MAU Anomaly Detection

Model training

Model training process is a scheduled job which runs on the 1st of every month in GAP (me-push-service repo). It must run at least some time (preferably an hour) before the Anomaly Detection process. It uses BigQuery machine learning to train a model (ARIMA PLUS) on MAU data for the last 2 years. Every month we recreate (rewrite) the the model, we do not keep old models around. This model is then used throughout the month in the Anomaly Detection process. We will have an alert if model training fails. We can reschedule it in GAP (eg. using K9S).

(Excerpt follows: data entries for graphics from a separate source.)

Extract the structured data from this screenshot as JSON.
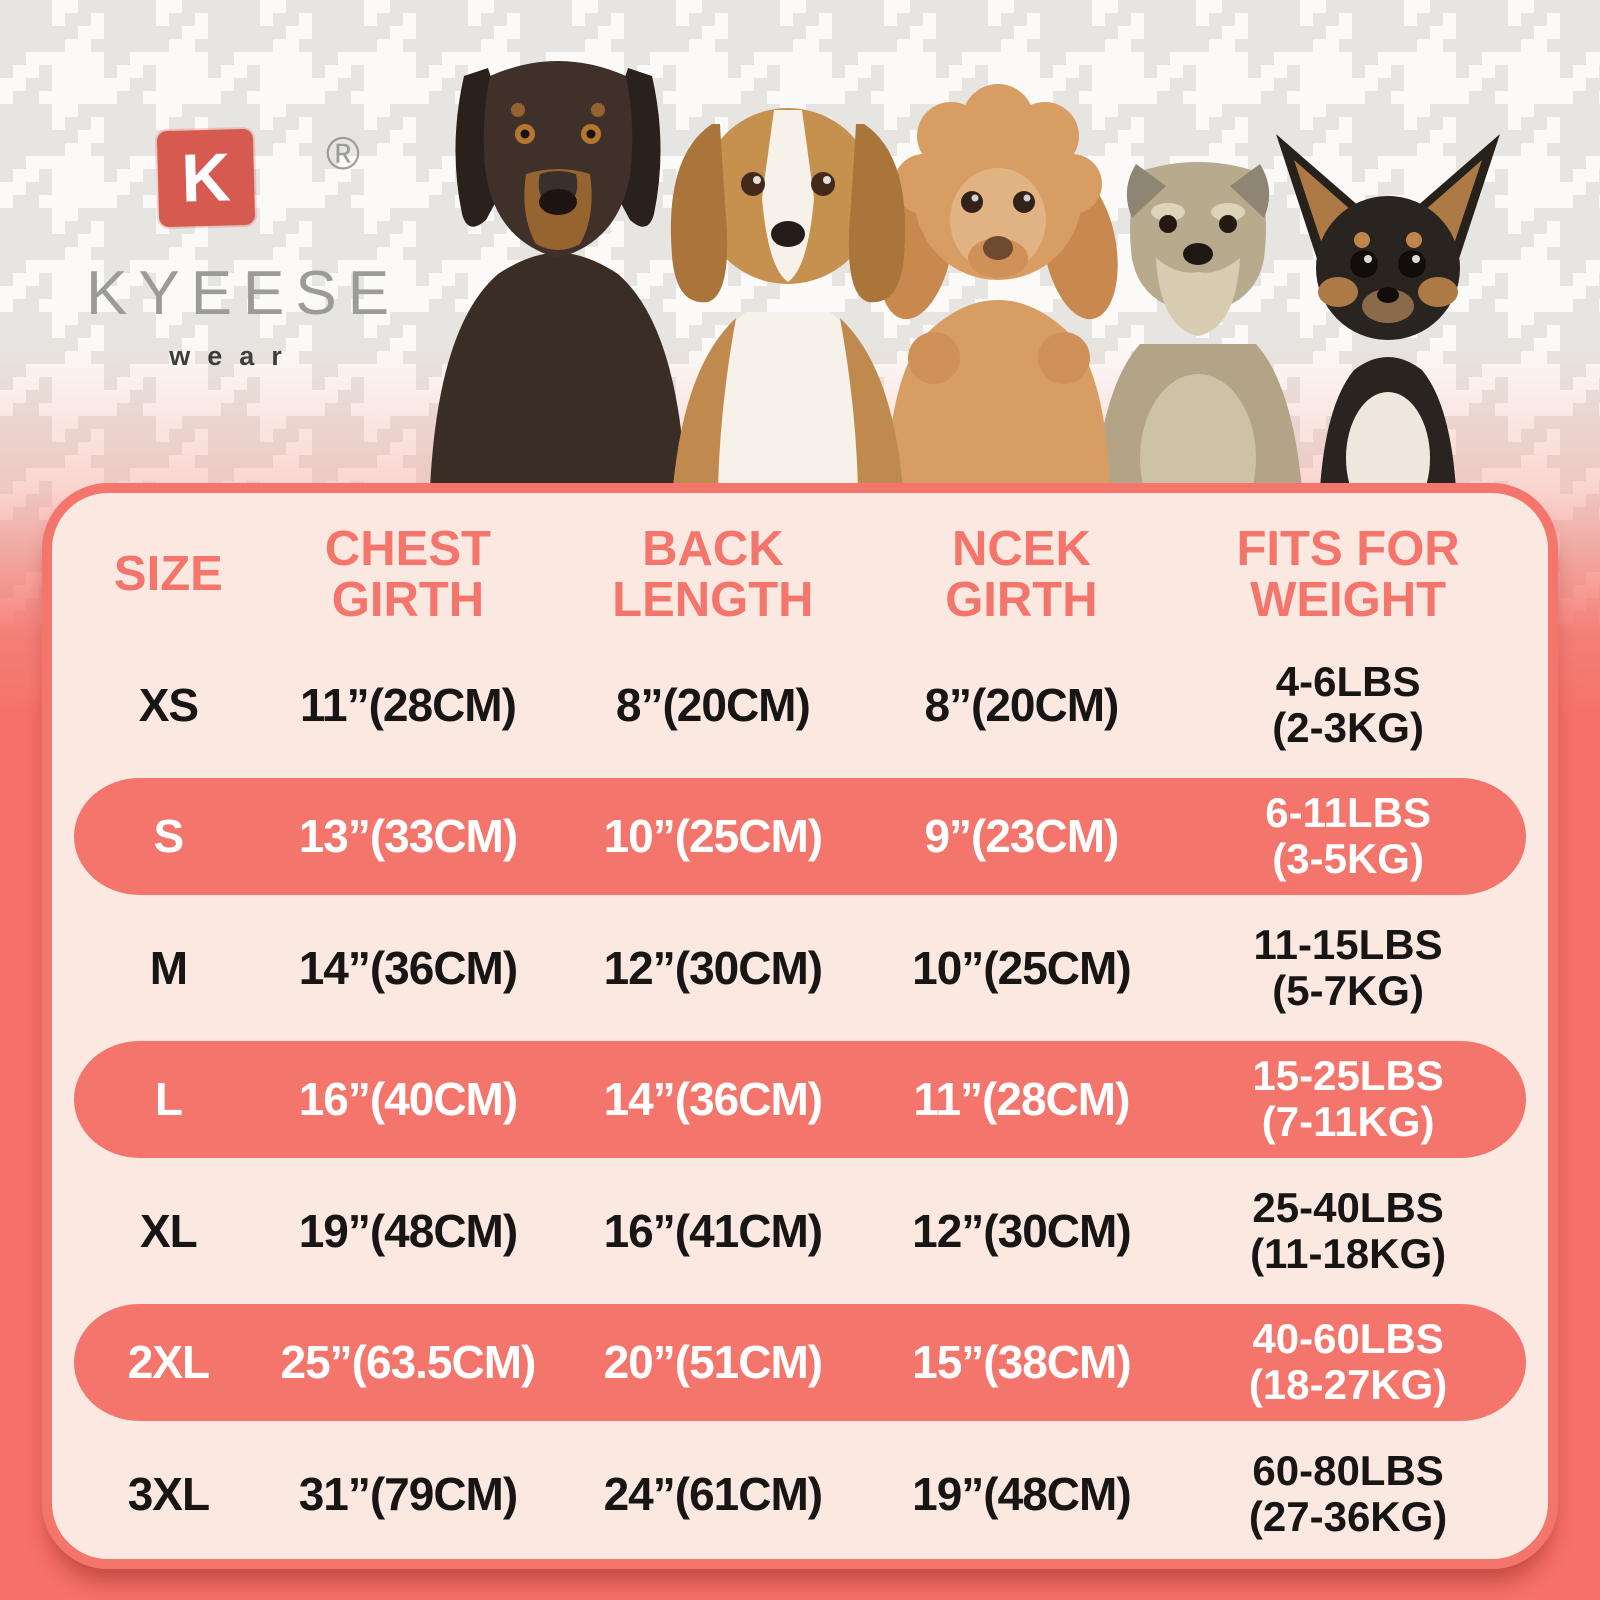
{
  "brand": {
    "logo_letter": "K",
    "registered_mark": "®",
    "name": "KYEESE",
    "subtitle": "wear"
  },
  "hero": {
    "dogs": [
      "doberman",
      "beagle",
      "poodle",
      "schnauzer",
      "chihuahua"
    ]
  },
  "colors": {
    "accent_coral": "#f4756b",
    "outer_background": "#f67168",
    "panel_background": "#fbe9e1",
    "highlight_row": "#f4756b",
    "highlight_text": "#ffffff",
    "header_text": "#f4756b",
    "body_text": "#171614",
    "logo_red": "#d75a50",
    "logo_gray": "#9b9b99",
    "pattern_gray": "#e7e5e1"
  },
  "size_chart": {
    "columns": [
      {
        "lines": [
          "SIZE"
        ]
      },
      {
        "lines": [
          "CHEST",
          "GIRTH"
        ]
      },
      {
        "lines": [
          "BACK",
          "LENGTH"
        ]
      },
      {
        "lines": [
          "NCEK",
          "GIRTH"
        ]
      },
      {
        "lines": [
          "FITS FOR",
          "WEIGHT"
        ]
      }
    ],
    "rows": [
      {
        "size": "XS",
        "chest": "11”(28CM)",
        "back": "8”(20CM)",
        "neck": "8”(20CM)",
        "weight": [
          "4-6LBS",
          "(2-3KG)"
        ],
        "highlighted": false
      },
      {
        "size": "S",
        "chest": "13”(33CM)",
        "back": "10”(25CM)",
        "neck": "9”(23CM)",
        "weight": [
          "6-11LBS",
          "(3-5KG)"
        ],
        "highlighted": true
      },
      {
        "size": "M",
        "chest": "14”(36CM)",
        "back": "12”(30CM)",
        "neck": "10”(25CM)",
        "weight": [
          "11-15LBS",
          "(5-7KG)"
        ],
        "highlighted": false
      },
      {
        "size": "L",
        "chest": "16”(40CM)",
        "back": "14”(36CM)",
        "neck": "11”(28CM)",
        "weight": [
          "15-25LBS",
          "(7-11KG)"
        ],
        "highlighted": true
      },
      {
        "size": "XL",
        "chest": "19”(48CM)",
        "back": "16”(41CM)",
        "neck": "12”(30CM)",
        "weight": [
          "25-40LBS",
          "(11-18KG)"
        ],
        "highlighted": false
      },
      {
        "size": "2XL",
        "chest": "25”(63.5CM)",
        "back": "20”(51CM)",
        "neck": "15”(38CM)",
        "weight": [
          "40-60LBS",
          "(18-27KG)"
        ],
        "highlighted": true
      },
      {
        "size": "3XL",
        "chest": "31”(79CM)",
        "back": "24”(61CM)",
        "neck": "19”(48CM)",
        "weight": [
          "60-80LBS",
          "(27-36KG)"
        ],
        "highlighted": false
      }
    ]
  }
}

-- Last day of the previous month. Format YYYY-MM-DD
DECLARE prev_month_end DEFAULT DATE_SUB(DATE_TRUNC(CURRENT_DATE(), MONTH), INTERVAL 1 DAY);

CREATE OR REPLACE MODEL `ems-mobile-engage.mobile_subscription.mau_prediction_model`
  OPTIONS(
    model_type='ARIMA_PLUS',
    time_series_timestamp_col='day',
    time_series_data_col='mau',
    time_series_id_col='customer_id',
    adjust_step_changes=false,
    clean_spikes_and_dips=false,
    data_frequency='DAILY',
    horizon=100 /* predict 100 days into the future */
  ) AS

SELECT
  DATE(aggregated_at) AS day,
  customer_id,
  SUM(value) AS mau
FROM
  `ems-mobile-engage.mobile_subscription.kpi_summary`
WHERE
  kpi_name = 'monthly_active_users'
  AND DATE(aggregated_at) BETWEEN DATE_SUB(CURRENT_DATE(), INTERVAL 2 YEAR) AND CURRENT_DATE()
  AND customer_id IN (
    /* ignore small customers */
    SELECT
      customer_id
    FROM (
      SELECT
        DATE(aggregated_at) AS day,
        customer_id,
        SUM(value) AS mau
      FROM
        `ems-mobile-engage.mobile_subscription.kpi_summary`
      WHERE
        kpi_name = 'monthly_active_users'
        AND DATE(aggregated_at) = prev_month_end
      GROUP BY
        1, 2
    )
    WHERE mau > 10000 /* can be changed in env var */
  )
GROUP BY
  1, 2

Anomaly Detection

Anomaly detection process is a scheduled job which runs weekly (on Tuesdays) in GAP. It uses Machine Learning model to detect anomalies in MAU data in BigQuery on the day of execution. It triggers a PagerDuty alert if any of the following are true: * Percentage of customers whose MAU value is too low is greater than 30% (Default; Can be changed in env var). * Percentage of customers whose MAU value is too high is greater than 50% (Default; Can be changed in env var). Here we only check customers whose MAU value on the day when the model was trained was greater than 10000 (Default; Can be changed in env var).

WITH
customers_in_model AS (
  SELECT
    DISTINCT customer_id
  FROM
    ML.EVALUATE(
      MODEL `ems-mobile-engage.mobile_subscription.mau_prediction_model`
    )
),
current_maus AS (
  SELECT
    DATE(aggregated_at) AS day,
    customer_id,
    SUM(value) AS mau
  FROM
    `ems-mobile-engage.mobile_subscription.kpi_summary`
  WHERE
    kpi_name = 'monthly_active_users'
    AND DATE(aggregated_at) = DATE_SUB(CURRENT_DATE(), INTERVAL 1 DAY)
  GROUP BY
    1, 2
),
anomalies AS (
  SELECT
    *
  FROM
    ML.DETECT_ANOMALIES(
      MODEL `ems-mobile-engage.mobile_subscription.mau_prediction_model`,
      STRUCT(0.99 AS anomaly_prob_threshold),
      (SELECT * FROM current_maus)
    )
),
stats AS (
  SELECT
    COUNTIF(mau < lower_bound) AS mau_low,
    COUNTIF(mau > higher_bound) AS mau_high,
    COUNT(1) AS total
  FROM
    anomalies
)
SELECT
  *,
  (mau_low / total * 100) AS perc_mau_low,
  (mau_high / total * 100) AS perc_mau_high
FROM
  stats

Alert Handling

TODO: Have a meeting with team leads to discuss what to do when on-call person gets this alert.